Databases and Sequence Alignments with BioEdit or Jalview

We shall access GenBank by going through the Entrez gateway at NCBI.

A link to Entrez is on our main course page. Here's another. This takes you to the gateway for all NCBI databases:

Entrez Gateway
NCBI1 (50K)

We're going to search for, and compare, the genes for insulin in humans (Homo sapiens) and chimpanzee (Pan trogdolytes).

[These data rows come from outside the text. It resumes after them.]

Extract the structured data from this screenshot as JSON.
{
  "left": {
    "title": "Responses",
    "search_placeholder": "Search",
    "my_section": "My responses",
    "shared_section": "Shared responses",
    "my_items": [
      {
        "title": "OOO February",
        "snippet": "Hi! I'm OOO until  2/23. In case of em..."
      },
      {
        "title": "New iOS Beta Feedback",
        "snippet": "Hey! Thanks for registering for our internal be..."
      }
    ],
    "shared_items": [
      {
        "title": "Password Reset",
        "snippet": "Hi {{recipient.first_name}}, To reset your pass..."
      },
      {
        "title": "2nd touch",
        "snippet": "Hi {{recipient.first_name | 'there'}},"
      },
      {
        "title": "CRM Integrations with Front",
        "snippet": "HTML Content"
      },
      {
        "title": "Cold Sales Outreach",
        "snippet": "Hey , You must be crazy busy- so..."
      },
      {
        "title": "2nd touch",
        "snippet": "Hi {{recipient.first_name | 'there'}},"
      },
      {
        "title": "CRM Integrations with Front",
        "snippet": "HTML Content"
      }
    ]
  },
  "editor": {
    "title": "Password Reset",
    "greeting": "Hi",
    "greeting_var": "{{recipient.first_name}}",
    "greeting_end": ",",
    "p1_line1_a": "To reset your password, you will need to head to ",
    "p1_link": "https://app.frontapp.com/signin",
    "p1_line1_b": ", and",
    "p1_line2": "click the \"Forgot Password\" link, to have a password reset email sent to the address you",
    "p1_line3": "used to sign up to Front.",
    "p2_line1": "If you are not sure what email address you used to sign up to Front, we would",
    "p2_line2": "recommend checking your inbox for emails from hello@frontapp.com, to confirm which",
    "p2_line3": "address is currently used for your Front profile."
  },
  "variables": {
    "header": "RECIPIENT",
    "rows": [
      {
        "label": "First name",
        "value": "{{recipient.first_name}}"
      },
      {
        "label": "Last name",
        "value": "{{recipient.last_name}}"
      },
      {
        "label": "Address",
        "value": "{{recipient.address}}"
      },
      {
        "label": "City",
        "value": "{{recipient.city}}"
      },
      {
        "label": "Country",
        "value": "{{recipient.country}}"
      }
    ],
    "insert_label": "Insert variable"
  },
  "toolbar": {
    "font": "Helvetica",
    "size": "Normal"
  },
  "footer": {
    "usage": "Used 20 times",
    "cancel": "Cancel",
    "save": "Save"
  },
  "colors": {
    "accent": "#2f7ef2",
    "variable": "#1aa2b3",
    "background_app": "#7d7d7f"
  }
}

Select Nucleotide from the left hand column. The page pictured below will appear.

Nucleotide Search Page

In the drop-down box at the top, change Nucleotide to Gene. Then choose Advanced Search:

Choose First Search Term

In the drop-down box at the left, select Organism; then type homo sapiens in the blank. Click the Add To Search Box button

Now change the drop-down box to Gene Name, and type INS in the blank. Click Add TO Search Box:

Click the SEARCH button:

Several versions of the gene are listed: the entire gene, including introns; the gene broken into two segments; and the complete coding sequence (cds) of the mRNA (cDNA). This is the gene sequence obtained by reverse transcription of the mRNA, and is easiest to work with, since it is information only. Click on it, and then choose FASTA:

At the upper right click on Send; choose Coding Sequence

and then click on Create File. Provide a filename, with the extension fasta or fas. You have now saved the gene sequence on your computer. I like to keep a separate folder for my sequences to make finding them easy.

A further exploration. Just above the sequence, click on GenBank:

This is the full GenBank entry describing the gene.

For a graphical representation, click Graphics:

Repeat the process using Pan troglodytes as the organism.

Protein sequences can be obtained similarly: just choose Protein from the Entrez gateway page.